The Maloney building is a sliver of masonry — the interior is a maroon-colored corridor broken up by an old bank vault: the wine “cellar.” The bartender comes in and out of its mouth, which opens into the horseshoe bar. Recessed windows span from floor to ceiling, though given the location not much light gets through. Domed frosted- glass lamp covers create a dim, but luminous interior. The Bombay Martini is delicious. I’m not usually a martini drinker, but I’m really enjoying going with the flow here.

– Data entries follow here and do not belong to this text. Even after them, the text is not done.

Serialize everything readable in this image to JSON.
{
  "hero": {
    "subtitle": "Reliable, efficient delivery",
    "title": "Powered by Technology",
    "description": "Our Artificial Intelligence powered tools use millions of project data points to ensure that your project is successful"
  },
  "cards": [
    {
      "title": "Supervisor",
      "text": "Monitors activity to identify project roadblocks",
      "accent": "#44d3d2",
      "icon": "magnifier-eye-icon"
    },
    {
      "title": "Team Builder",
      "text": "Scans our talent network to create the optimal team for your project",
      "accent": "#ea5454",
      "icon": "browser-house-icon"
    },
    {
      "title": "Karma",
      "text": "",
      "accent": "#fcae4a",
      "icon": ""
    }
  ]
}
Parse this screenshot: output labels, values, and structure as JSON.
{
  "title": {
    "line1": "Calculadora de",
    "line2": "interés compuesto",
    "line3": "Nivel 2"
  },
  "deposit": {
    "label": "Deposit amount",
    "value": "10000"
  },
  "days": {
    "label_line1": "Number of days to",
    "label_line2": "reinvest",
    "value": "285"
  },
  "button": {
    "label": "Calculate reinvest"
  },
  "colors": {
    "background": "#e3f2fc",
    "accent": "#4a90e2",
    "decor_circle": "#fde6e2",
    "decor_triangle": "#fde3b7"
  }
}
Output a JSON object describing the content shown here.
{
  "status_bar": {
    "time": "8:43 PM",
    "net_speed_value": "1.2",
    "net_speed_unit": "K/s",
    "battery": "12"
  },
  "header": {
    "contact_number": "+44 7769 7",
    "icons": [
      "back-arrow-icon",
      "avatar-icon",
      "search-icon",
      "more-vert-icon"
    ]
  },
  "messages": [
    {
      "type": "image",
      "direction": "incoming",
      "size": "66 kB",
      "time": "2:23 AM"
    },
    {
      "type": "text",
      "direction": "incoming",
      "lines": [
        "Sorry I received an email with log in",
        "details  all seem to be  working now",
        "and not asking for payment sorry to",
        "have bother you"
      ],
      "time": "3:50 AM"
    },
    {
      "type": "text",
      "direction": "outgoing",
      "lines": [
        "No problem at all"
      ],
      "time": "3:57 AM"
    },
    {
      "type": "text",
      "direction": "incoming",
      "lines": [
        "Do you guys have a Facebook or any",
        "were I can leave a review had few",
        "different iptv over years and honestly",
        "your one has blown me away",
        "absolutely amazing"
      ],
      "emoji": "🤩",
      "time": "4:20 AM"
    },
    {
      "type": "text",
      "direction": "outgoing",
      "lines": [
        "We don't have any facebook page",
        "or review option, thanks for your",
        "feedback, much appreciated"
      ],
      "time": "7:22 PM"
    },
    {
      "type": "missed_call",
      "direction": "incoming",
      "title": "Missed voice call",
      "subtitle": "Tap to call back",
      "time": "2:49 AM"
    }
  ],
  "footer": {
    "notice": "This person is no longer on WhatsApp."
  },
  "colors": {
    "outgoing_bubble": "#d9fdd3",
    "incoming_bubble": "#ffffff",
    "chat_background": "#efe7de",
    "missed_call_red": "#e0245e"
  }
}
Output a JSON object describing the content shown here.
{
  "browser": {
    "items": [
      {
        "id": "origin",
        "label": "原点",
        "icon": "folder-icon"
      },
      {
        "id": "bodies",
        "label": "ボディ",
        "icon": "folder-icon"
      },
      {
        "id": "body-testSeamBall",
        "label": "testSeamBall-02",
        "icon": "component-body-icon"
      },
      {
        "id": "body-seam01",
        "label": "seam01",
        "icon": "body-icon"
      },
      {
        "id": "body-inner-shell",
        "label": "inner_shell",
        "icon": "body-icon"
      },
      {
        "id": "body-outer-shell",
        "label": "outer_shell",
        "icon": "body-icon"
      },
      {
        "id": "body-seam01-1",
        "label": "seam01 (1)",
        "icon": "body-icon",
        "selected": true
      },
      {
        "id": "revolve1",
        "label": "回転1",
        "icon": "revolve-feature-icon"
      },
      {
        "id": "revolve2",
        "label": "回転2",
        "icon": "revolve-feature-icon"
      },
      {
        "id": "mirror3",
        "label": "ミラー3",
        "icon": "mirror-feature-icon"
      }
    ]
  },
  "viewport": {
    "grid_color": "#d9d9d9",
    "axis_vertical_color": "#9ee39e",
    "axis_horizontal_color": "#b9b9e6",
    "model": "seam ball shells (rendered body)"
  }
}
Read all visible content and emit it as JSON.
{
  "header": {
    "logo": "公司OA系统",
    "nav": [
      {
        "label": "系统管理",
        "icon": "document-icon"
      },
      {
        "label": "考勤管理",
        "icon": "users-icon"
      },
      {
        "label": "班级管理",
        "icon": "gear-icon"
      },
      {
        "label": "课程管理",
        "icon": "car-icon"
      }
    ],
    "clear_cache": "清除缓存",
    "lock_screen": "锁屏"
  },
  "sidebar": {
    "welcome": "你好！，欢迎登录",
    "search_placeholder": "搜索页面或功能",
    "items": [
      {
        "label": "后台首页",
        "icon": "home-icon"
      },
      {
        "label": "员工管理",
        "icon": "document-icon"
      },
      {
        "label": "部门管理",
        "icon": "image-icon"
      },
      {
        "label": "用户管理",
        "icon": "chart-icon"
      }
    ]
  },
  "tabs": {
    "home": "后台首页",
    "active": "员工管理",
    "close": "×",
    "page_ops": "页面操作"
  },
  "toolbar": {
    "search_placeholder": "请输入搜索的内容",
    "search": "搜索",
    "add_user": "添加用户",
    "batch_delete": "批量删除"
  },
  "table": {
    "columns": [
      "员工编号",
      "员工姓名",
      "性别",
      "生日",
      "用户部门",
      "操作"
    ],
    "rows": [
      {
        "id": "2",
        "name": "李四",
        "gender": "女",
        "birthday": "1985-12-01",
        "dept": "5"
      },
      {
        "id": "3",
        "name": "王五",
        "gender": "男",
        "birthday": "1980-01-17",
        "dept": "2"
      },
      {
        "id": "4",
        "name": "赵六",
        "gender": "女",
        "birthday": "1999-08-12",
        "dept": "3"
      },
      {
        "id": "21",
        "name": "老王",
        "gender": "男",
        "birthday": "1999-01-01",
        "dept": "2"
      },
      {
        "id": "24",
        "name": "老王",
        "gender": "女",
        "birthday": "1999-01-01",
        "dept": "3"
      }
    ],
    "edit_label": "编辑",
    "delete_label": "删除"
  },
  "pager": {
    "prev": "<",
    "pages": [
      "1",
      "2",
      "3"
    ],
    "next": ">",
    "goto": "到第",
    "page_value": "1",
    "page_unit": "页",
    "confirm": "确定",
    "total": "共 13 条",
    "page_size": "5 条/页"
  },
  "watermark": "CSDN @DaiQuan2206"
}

A friend of mine tells me a story as we sit on the odd bar stools (they don’t seem to have a hard seat — just a leather cushion stretched over the wooden frame). He says that the building’s top floor used to house a rich, eccentric old guy. He owned a cow that stayed with him in the apartment. Every morning he would get up and milk the cow. I couldn’t verify the story, but who cares: that’s the kind of building it is. It’s got history, from the plaque outside heralding it as the old San Antonio Loan & Trust Company to the retrofitted wine vault to the tiny bar contoured into a corner near the (locked) Commerce-street door to the quaint, metal-gated entrance on Crockett (a street that would look more comfortable in New York City than San Antonio, which makes it all the more persuasively South Texan). It feels like you’re absorbing more than alcohol because you are.
It’s a Friday, and the bar fills, but never gets packed. Because it’s downtown, there is a mix of locals and tourists. The enormous flat-screen TV over the vault is broadcasting football and if you can swallow the $9 ticket on the martini (the happy hour from 4-7pm and the reverse happy hour from 9-11pm features numerous drink specials), it would be a great place to watch the Cowboys barely pull off a win. You might be rubbing shoulders with a Giants fan, but all the better. Happily, SoHo and its patrons make San Antonio a little more metropolitan, refined, and interesting.